Methodology


Discussion begins regarding our positionality as agents in mutual affected/affecting systems within a damaged planet. Here, poetic language is inseparable from academic analysis, as fields of philosophy/ecology, and should not be undermined. My distressed reaction to impending planetary disaster is as relevant to the following research as any interview, museum trip, or textual analysis. Distress serves no reason flattened, if not used to strive towards change, and activate my audience through poetry. We are on the brink of disaster, and fixation on enriching texts with hyper-intellectualised, hyper-specific language does little but segregate readers, and forge hierarchies between those whose English literacy gifts them understanding and those whose doesn’t. I do not subscribe to western, English, *human* definitions of intelligence, nor their fetishisation of the academic format, I believe in poetry. Poetry helps us ‘stay with the trouble’, it does not reduce emotional gravity, embedded empathy, nor the real horror felt from information regarding the *Anthropocene* (Haraway, 2016). ‘Poetry is not a luxury,’ but a necessity to expanding understanding, feeling that understanding, and activating unconcerned audiences (Lorde, 1983).

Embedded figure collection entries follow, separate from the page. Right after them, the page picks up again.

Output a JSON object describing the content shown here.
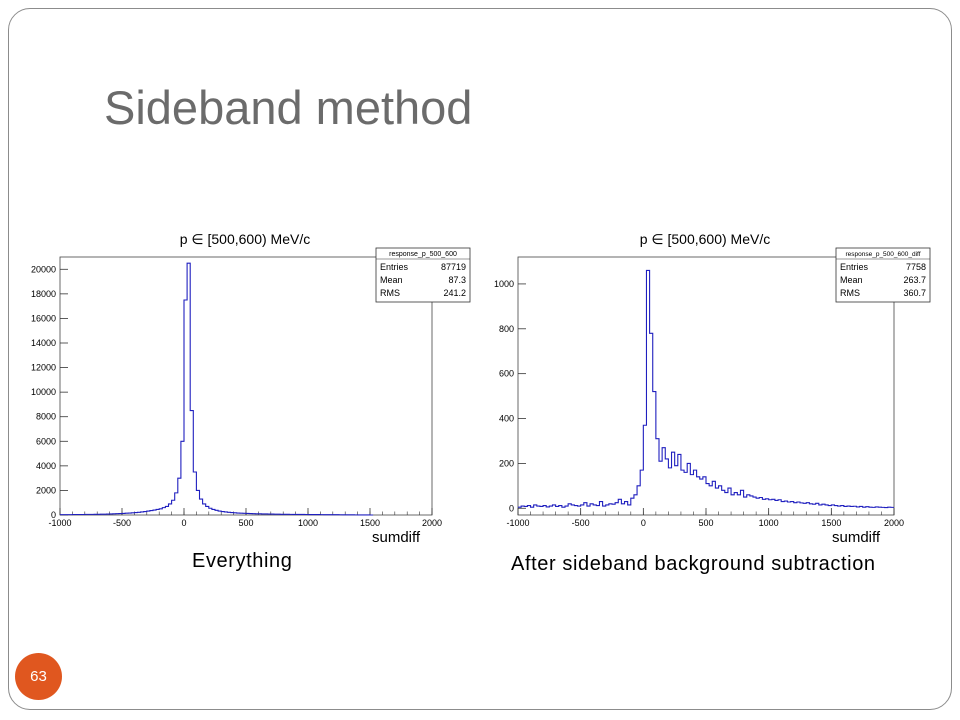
{
  "slide": {
    "title": "Sideband method",
    "page_number": "63",
    "captions": [
      "Everything",
      "After sideband background subtraction"
    ],
    "accent_color": "#e0571f"
  },
  "chart_data": [
    {
      "type": "histogram",
      "title": "p ∈ [500,600) MeV/c",
      "xlabel": "sumdiff",
      "ylabel": "",
      "xlim": [
        -1000,
        2000
      ],
      "ylim": [
        0,
        21000
      ],
      "xticks": [
        -1000,
        -500,
        0,
        500,
        1000,
        1500,
        2000
      ],
      "yticks": [
        0,
        2000,
        4000,
        6000,
        8000,
        10000,
        12000,
        14000,
        16000,
        18000,
        20000
      ],
      "line_color": "#1f1fbf",
      "stats_box": {
        "name": "response_p_500_600",
        "rows": [
          {
            "label": "Entries",
            "value": "87719"
          },
          {
            "label": "Mean",
            "value": "87.3"
          },
          {
            "label": "RMS",
            "value": "241.2"
          }
        ]
      },
      "bins": {
        "x": [
          -1000,
          -975,
          -950,
          -925,
          -900,
          -875,
          -850,
          -825,
          -800,
          -775,
          -750,
          -725,
          -700,
          -675,
          -650,
          -625,
          -600,
          -575,
          -550,
          -525,
          -500,
          -475,
          -450,
          -425,
          -400,
          -375,
          -350,
          -325,
          -300,
          -275,
          -250,
          -225,
          -200,
          -175,
          -150,
          -125,
          -100,
          -75,
          -50,
          -25,
          0,
          25,
          50,
          75,
          100,
          125,
          150,
          175,
          200,
          225,
          250,
          275,
          300,
          325,
          350,
          375,
          400,
          425,
          450,
          475,
          500,
          525,
          550,
          575,
          600,
          625,
          650,
          675,
          700,
          725,
          750,
          775,
          800,
          825,
          850,
          875,
          900,
          925,
          950,
          975,
          1000,
          1025,
          1050,
          1075,
          1100,
          1125,
          1150,
          1175,
          1200,
          1225,
          1250,
          1275,
          1300,
          1325,
          1350,
          1375,
          1400,
          1425,
          1450,
          1475,
          1500
        ],
        "values": [
          30,
          30,
          30,
          30,
          40,
          40,
          40,
          40,
          50,
          50,
          50,
          60,
          60,
          70,
          70,
          80,
          90,
          100,
          110,
          120,
          130,
          150,
          160,
          180,
          200,
          220,
          250,
          280,
          320,
          360,
          400,
          450,
          500,
          600,
          700,
          900,
          1200,
          1800,
          3000,
          6000,
          17500,
          20500,
          8500,
          3500,
          2000,
          1300,
          900,
          700,
          550,
          450,
          380,
          320,
          280,
          250,
          220,
          200,
          180,
          160,
          150,
          140,
          130,
          120,
          110,
          100,
          95,
          90,
          85,
          80,
          75,
          70,
          65,
          60,
          55,
          52,
          50,
          48,
          46,
          44,
          42,
          40,
          38,
          36,
          34,
          32,
          30,
          28,
          26,
          25,
          24,
          22,
          20,
          18,
          16,
          14,
          12,
          10,
          8,
          6,
          4,
          2,
          0
        ]
      }
    },
    {
      "type": "histogram",
      "title": "p ∈ [500,600) MeV/c",
      "xlabel": "sumdiff",
      "ylabel": "",
      "xlim": [
        -1000,
        2000
      ],
      "ylim": [
        -30,
        1120
      ],
      "xticks": [
        -1000,
        -500,
        0,
        500,
        1000,
        1500,
        2000
      ],
      "yticks": [
        0,
        200,
        400,
        600,
        800,
        1000
      ],
      "line_color": "#1f1fbf",
      "stats_box": {
        "name": "response_p_500_600_diff",
        "rows": [
          {
            "label": "Entries",
            "value": "7758"
          },
          {
            "label": "Mean",
            "value": "263.7"
          },
          {
            "label": "RMS",
            "value": "360.7"
          }
        ]
      },
      "bins": {
        "x": [
          -1000,
          -975,
          -950,
          -925,
          -900,
          -875,
          -850,
          -825,
          -800,
          -775,
          -750,
          -725,
          -700,
          -675,
          -650,
          -625,
          -600,
          -575,
          -550,
          -525,
          -500,
          -475,
          -450,
          -425,
          -400,
          -375,
          -350,
          -325,
          -300,
          -275,
          -250,
          -225,
          -200,
          -175,
          -150,
          -125,
          -100,
          -75,
          -50,
          -25,
          0,
          25,
          50,
          75,
          100,
          125,
          150,
          175,
          200,
          225,
          250,
          275,
          300,
          325,
          350,
          375,
          400,
          425,
          450,
          475,
          500,
          525,
          550,
          575,
          600,
          625,
          650,
          675,
          700,
          725,
          750,
          775,
          800,
          825,
          850,
          875,
          900,
          925,
          950,
          975,
          1000,
          1025,
          1050,
          1075,
          1100,
          1125,
          1150,
          1175,
          1200,
          1225,
          1250,
          1275,
          1300,
          1325,
          1350,
          1375,
          1400,
          1425,
          1450,
          1475,
          1500,
          1525,
          1550,
          1575,
          1600,
          1625,
          1650,
          1675,
          1700,
          1725,
          1750,
          1775,
          1800,
          1825,
          1850,
          1875,
          1900,
          1925,
          1950,
          1975
        ],
        "values": [
          5,
          10,
          8,
          12,
          5,
          15,
          10,
          8,
          12,
          6,
          10,
          15,
          8,
          12,
          5,
          10,
          20,
          15,
          12,
          10,
          15,
          25,
          10,
          20,
          15,
          12,
          30,
          10,
          15,
          20,
          18,
          25,
          40,
          20,
          30,
          15,
          45,
          60,
          100,
          170,
          370,
          1060,
          780,
          520,
          310,
          210,
          270,
          220,
          180,
          250,
          190,
          240,
          170,
          160,
          200,
          150,
          170,
          140,
          130,
          140,
          110,
          100,
          120,
          90,
          100,
          80,
          70,
          90,
          60,
          70,
          60,
          80,
          50,
          60,
          55,
          50,
          45,
          48,
          40,
          42,
          38,
          40,
          35,
          38,
          30,
          32,
          28,
          30,
          25,
          28,
          24,
          22,
          25,
          20,
          18,
          22,
          15,
          18,
          15,
          12,
          15,
          12,
          10,
          12,
          8,
          10,
          8,
          9,
          6,
          8,
          5,
          7,
          5,
          4,
          6,
          5,
          4,
          3,
          5,
          4
        ]
      }
    }
  ]
}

My chosen language reflects this importance of poetry within ecology, often referencing Earth as Lovelock’s ‘Gaia’, as not to forget spirit, nor our place within a divine superorganism (Lovelock, 1979). English does not provide absolute clarity for this discussion; I often use words whose definitions are contested by the text, i.e. *species*, as our language has not reached common terminology for an evolutionary web rather than evolutionary tree (Bridle, 2022, pp.107-111). These act as place holders for a word to come – they are the closest, simplest term with the language we currently have, but their definitions are fabulated and must be perceived through lens of destructive, reductionist scientific practice, or enforced binaries and boarders (Bridle, 2022, p. 52). To highlight these discrepancies, words as such are outlines with *asterixis*.

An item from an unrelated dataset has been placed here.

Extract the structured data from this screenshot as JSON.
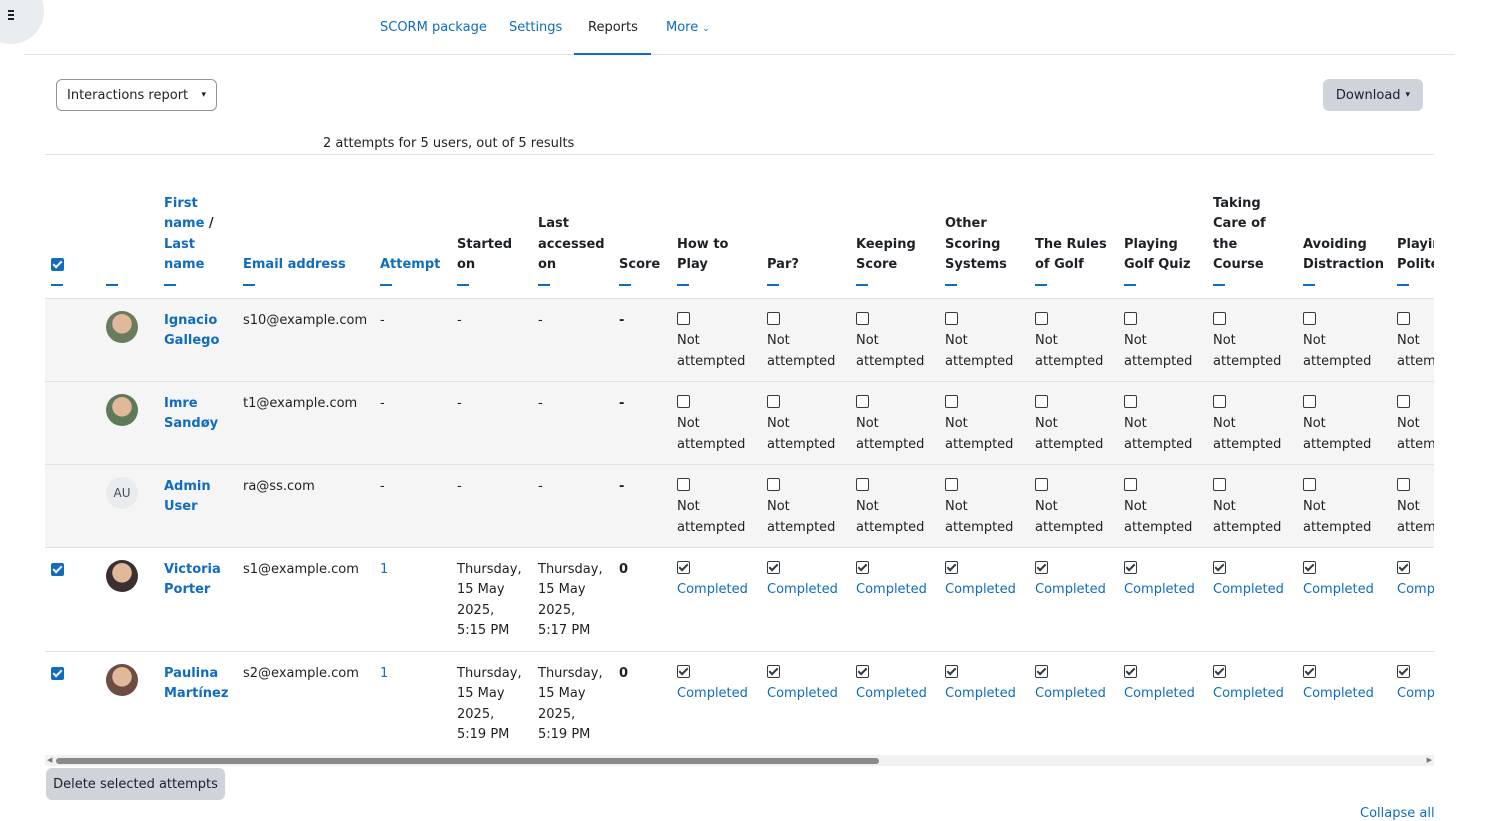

Poetic format also gives direct attention to my personal biases, of which I do not try to flatten, nor pretend to be absent. I am in this body, I am a collage of everyone I have ever met, a point of agency my directly adjacent tendrils of an interconnected cultural mesh, I can never speak for the mesh as a whole. 

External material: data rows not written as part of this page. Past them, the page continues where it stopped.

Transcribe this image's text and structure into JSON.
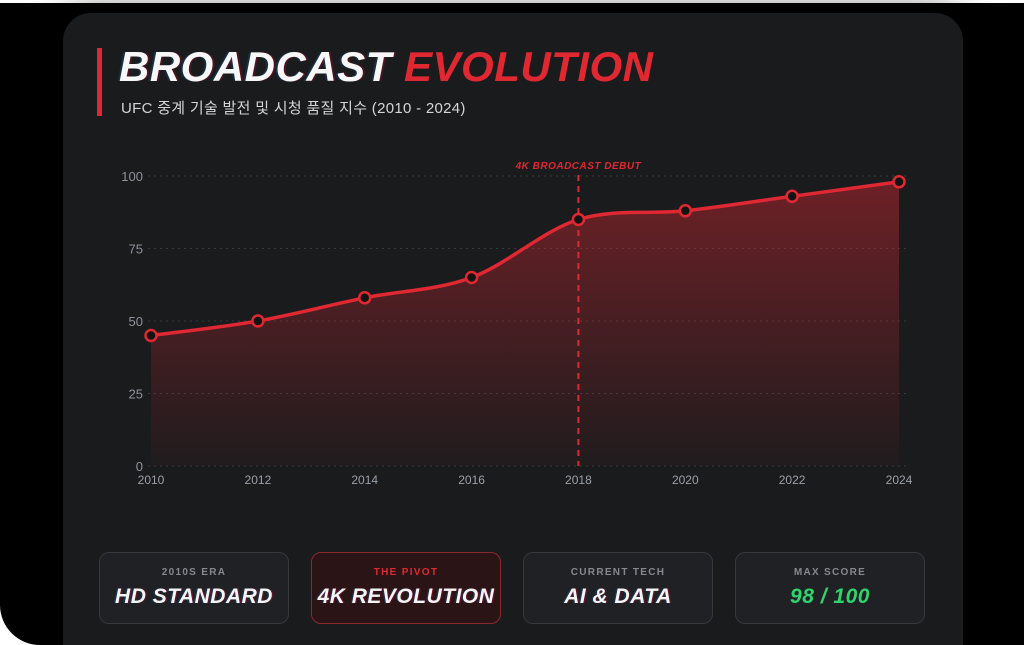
{
  "header": {
    "title_primary": "BROADCAST",
    "title_accent": "EVOLUTION",
    "subtitle": "UFC 중계 기술 발전 및 시청 품질 지수 (2010 - 2024)"
  },
  "chart_data": {
    "type": "line",
    "title": "BROADCAST EVOLUTION",
    "subtitle": "UFC 중계 기술 발전 및 시청 품질 지수 (2010 - 2024)",
    "x_labels": [
      "2010",
      "2012",
      "2014",
      "2016",
      "2018",
      "2020",
      "2022",
      "2024"
    ],
    "values": [
      45,
      50,
      58,
      65,
      85,
      88,
      93,
      98
    ],
    "y_ticks": [
      0,
      25,
      50,
      75,
      100
    ],
    "ylim": [
      0,
      100
    ],
    "grid": true,
    "legend": "none",
    "annotation": {
      "label": "4K BROADCAST DEBUT",
      "x": "2018"
    }
  },
  "colors": {
    "accent_red": "#e02832",
    "score_green": "#2fd46e",
    "point_fill": "#131313",
    "grid": "rgba(255,255,255,0.14)",
    "area_top": "rgba(224,40,50,0.42)",
    "area_bottom": "rgba(224,40,50,0.03)"
  },
  "cards": [
    {
      "label": "2010S ERA",
      "value": "HD STANDARD"
    },
    {
      "label": "THE PIVOT",
      "value": "4K REVOLUTION"
    },
    {
      "label": "CURRENT TECH",
      "value": "AI & DATA"
    },
    {
      "label": "MAX SCORE",
      "value": "98 / 100"
    }
  ]
}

I recognise my immense privilege in whiteness and class, and subsequent biases from socialisation as capitalist, gendered, English speaking, individualist, who is only recently glitching from internalised capitalist systems towards queerness, ‘compostist’ (Haraway, 2016), and modern scavenger cultures. This dissertation tackles the question of how we can shift power centres from capitalist, colonialist thinking, and thus aims to speak to people embedded in capitalist, colonialist, white-centric and patriarchal structures. To those raised in gift economies, who have deep connection to country, my argument is incredibly rudimentary. 

My positionality removes me from an embedded understanding in parts of my research due to language barriers and lacking exposure, specifically, in my experiences and research within various indigenous cultures. An inability to conduct experiential research reduces research to interviews with people who have, making information further fabulated; less reliable due to unknown biases of whom I am talking to.

Experiential research has been applied where it can: acting within the Geish movement, activating community craft projects, personal scavenging/crafting, and excursions to museums, exhibits and events. Though limited by personal bias, experiential autoethnographic and material culturalist research provides unique and fuller recounts and analysis (Chang, 2008), to broaden scope, this is supported by selected interviews with creatives and some surveys of participants of events. 

Secondary research attempts to include variety in form (i.e. books, films, artworks, albums, podcasts, etc) and diversity in authorship with a trend towards feminist/ecologists, however, as the academic institution supports whiteness, my research tends towards older, white-centric academics, with much further variety in authorship found in texts that exist outside academic convention, such as narratives, films and art. Regardless of my positionality, limitation in language, internet algorithm, the scope of texts can be expanded upon, and I recognise this as research limitation.